Friday, October 25, 2019 - 12:00pm to 1:00pm
Location:Traffic21 Classroom 6501 Gates Hillman Centers
Speaker:NICOLAS RESCH, Ph.D. Student http://www.cs.cmu.edu/~nresch/
LDPC Codes Achieve List- Decoding Capacity
We show that Gallagers ensemble of Low-Density Parity Check (LDPC) codes achieve list- decoding capacity. These are the first graph-based codes shown to have this property. Previously, the only codes known to achieve list-decoding capacity were completely random codes, random linear codes, and codes constructed by algebraic (rather than combinatorial) techniques. This result opens up a potential avenue towards truly linear-time list-decodable codes which achieve list-decoding capacity.

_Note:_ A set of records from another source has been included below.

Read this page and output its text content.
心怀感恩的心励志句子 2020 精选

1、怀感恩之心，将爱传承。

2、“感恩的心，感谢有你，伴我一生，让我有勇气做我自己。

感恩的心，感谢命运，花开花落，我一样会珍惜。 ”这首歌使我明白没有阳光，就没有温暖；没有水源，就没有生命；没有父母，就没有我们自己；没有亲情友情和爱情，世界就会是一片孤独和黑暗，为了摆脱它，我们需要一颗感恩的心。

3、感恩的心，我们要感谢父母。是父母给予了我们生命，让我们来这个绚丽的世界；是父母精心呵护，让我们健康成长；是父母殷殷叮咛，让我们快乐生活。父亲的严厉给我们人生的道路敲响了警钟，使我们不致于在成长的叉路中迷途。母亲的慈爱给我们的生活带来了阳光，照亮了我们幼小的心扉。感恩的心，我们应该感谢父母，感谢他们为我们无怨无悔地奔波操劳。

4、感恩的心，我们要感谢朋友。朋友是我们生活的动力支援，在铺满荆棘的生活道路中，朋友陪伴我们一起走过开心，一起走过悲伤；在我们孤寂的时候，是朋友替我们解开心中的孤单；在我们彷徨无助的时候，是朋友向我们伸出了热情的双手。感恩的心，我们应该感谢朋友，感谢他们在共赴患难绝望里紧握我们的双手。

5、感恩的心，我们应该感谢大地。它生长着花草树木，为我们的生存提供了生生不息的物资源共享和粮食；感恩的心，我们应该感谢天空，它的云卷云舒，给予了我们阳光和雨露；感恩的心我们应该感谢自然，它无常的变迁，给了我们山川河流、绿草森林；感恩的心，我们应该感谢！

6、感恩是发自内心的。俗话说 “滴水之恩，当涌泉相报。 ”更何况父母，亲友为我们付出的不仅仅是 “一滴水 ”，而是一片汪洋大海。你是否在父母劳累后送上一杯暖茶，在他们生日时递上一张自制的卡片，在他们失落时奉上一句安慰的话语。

Our result on list decoding follows from a much more general result: any local property satisfied with high probability by a random linear code is also satisfied with high probability by a random LDPC code from Gallagers distribution. Local properties are properties characterized by the exclusion of small sets of codewords, and include list-decoding, list-recovery and average-radius listdecoding. Along the way, we give a characterization of sets of codewords that are likely to appear in a random linear code, which may be of independent interest.
Joint work with Jonathan Mosheiff, Noga Ron-Zewi, Shashwat Silas, and Mary Wootters.
Presented in Partial Fulfillment of the CSD Speaking Skills Requirement.